Titanik filmi, tüm dünyada en çok izlenen yapımlar arasında yer alıyor. 1997 yapımı olan bu film, dünyanın en trajedik olaylarından birini içeriyor. Peki, Titanik gerçek mi yoksa kurgusal noktaları da var mı?
Bu yazıda film ve gerçek hayat arasındaki bağlantı üzerinden hareket ederek Titanik’in hikâyesine dair merak edebileceğiniz tüm noktalara değineceğiz.
Titanik Gerçek mi? Gerçekle Ne Kadar Bağlantılı?
Titanik filmi, gerçek olaylara dayansa da büyük bir çoğunlukla kurgusaldı. Örneğin Jack Dawson ve Rose DeWitt karakterlerinin tam olarak gerçeğe dayandığı söylenemez. Bununla birlikte yine de karakterlerin arkasında bazı gerçekler vardı.
Rose’un gerçek Titanik’le hiçbir bağlantısı olmamasına rağmen bir dereceye kadar gerçek hayattaki bazı insanlardan esinlenerek oluşturuldu.
Cameron tarafından açıklandığı gibi, Rose, Beatrice Wood’a dayanıyordu. Cameron, Titanik için çalışılırken onun otobiyografisini okuyor. Wood, varlıklı bir aileden gelen ressam, yazar ve oyuncuydu. Wood’un otobiyografisini okurken kitabın neredeyse tamamen Rose karakterinin bir yansıması olduğunu fark ediyor. Titanik’in gerçek hikayesinde ise Rose diye biri yoktur.

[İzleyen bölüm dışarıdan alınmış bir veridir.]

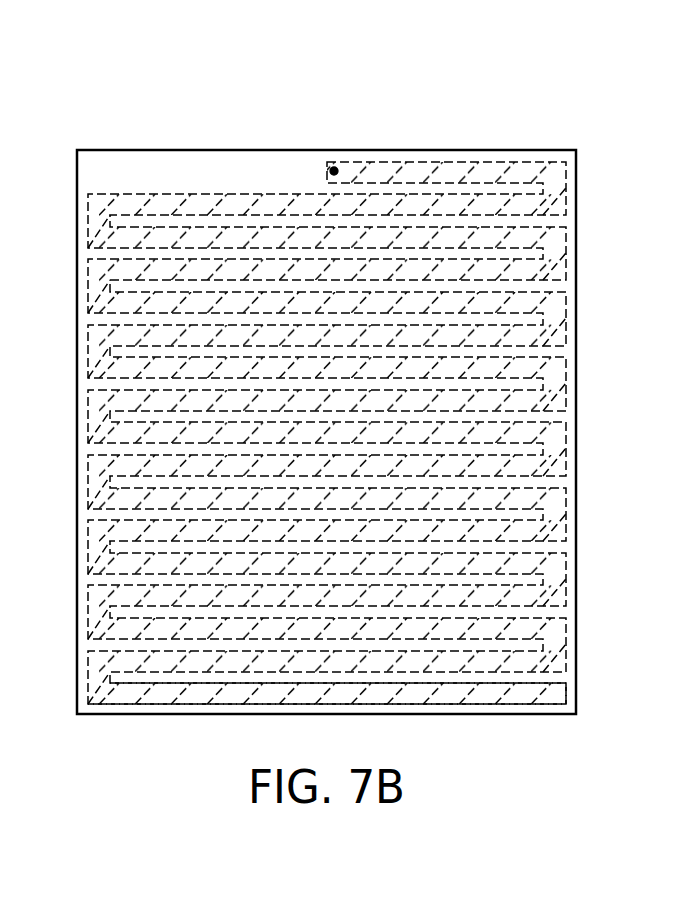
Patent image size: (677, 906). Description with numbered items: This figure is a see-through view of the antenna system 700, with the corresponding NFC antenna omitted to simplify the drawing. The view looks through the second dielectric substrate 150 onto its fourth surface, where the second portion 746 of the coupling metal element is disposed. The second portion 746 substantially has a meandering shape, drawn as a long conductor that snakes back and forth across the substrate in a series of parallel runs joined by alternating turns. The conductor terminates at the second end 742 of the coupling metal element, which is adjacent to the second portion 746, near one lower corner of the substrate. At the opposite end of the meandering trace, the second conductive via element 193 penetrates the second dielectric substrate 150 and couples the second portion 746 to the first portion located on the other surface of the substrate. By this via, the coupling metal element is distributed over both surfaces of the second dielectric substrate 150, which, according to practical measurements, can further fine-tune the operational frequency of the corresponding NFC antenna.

The antenna system 700 is at (113, 48).
The second dielectric substrate 150 is at (185, 166).
The second conductive via element 193 is at (334, 167).
The second portion 746 is at (567, 381).
The second end 742 is at (567, 693).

Jack’e gelinecek olursa, o karakter için kimseden esinlenilmedi fakat ismi, Titanik’te bulunan J. Dawson olarak imza atan bir adamın ismine benzetiliyor. Buradaki J harfi, Joseph’i temsil ediyordu ve o, Dublin’de doğmuştu. Mürettebatın bir parçasıydı. Cameron senaryo bitene kadar gerçek hayatta Joseph Dawson’ın varlığından haberdar değildi, bu yüzden bu tamamen bir tesadüftü.
Gerçek Hayattan Karakterler de Var
Margaret Brown, gerçek hayatta Titanik’te bulunan insanlara dayanan birkaç karakterden biriydi. Amerikalı bir hayırseverdi. Varlıklı bir aileden gelmiyordu. Margaret, zengin bir adam olmayan J. J. Brown evlendi. 1909’da ayrıldılar ama birbirlerine yakın kalmaya devam ettiler.

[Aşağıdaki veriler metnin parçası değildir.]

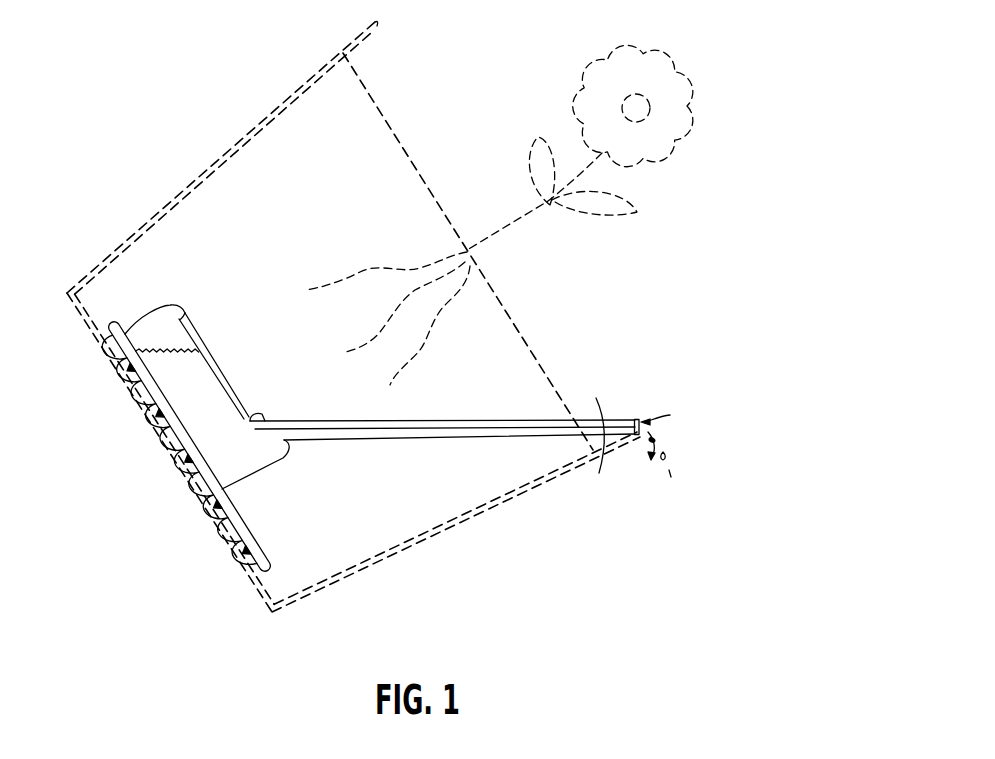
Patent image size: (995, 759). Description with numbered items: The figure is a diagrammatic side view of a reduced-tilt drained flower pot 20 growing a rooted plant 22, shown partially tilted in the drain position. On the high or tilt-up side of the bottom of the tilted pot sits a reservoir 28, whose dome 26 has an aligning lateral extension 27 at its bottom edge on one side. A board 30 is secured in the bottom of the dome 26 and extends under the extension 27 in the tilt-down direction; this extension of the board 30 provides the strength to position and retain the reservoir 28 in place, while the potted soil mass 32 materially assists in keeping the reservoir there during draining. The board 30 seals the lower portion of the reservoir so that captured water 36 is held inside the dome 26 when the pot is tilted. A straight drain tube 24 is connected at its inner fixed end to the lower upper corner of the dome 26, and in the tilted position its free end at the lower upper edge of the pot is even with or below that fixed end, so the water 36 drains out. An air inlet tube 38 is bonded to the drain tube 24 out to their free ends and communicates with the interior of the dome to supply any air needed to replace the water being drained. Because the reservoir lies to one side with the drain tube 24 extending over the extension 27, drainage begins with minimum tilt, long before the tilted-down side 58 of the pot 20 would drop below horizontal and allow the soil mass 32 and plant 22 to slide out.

The flower pot 20 is at (193, 188).
The rooted plant 22 is at (613, 70).
The drain tube 24 is at (594, 463).
The dome 26 is at (175, 334).
The aligning lateral extension 27 is at (255, 538).
The reservoir 28 is at (380, 358).
The board 30 is at (192, 447).
The potted soil mass 32 is at (515, 357).
The captured water 36 is at (230, 410).
The air inlet tube 38 is at (624, 418).
The tilted-down side 58 is at (458, 518).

Gerçek Titanik buzdağına çarpıp batmaya başladığında Margaret diğer yolcuların filikalara binmesine yardım etti. Daha fazla insanı kurtarmak için filikanın geri dönmesi için ısrar etti ama mürettebatın buna karşı çıktığı ve bunun üzerine onun da mürettebatı suya atmakla tehdit ettiği söylenir. Geri dönüp dönmedikleri konusunda ise farklı söylentiler söz konusudur.
Titanik’ten kurtulanlar RMS Carpathia gemisine bindikten sonra Margaret, kazazedelerin ihtiyaçlarını karşılamak için özel bir görev üstlendi.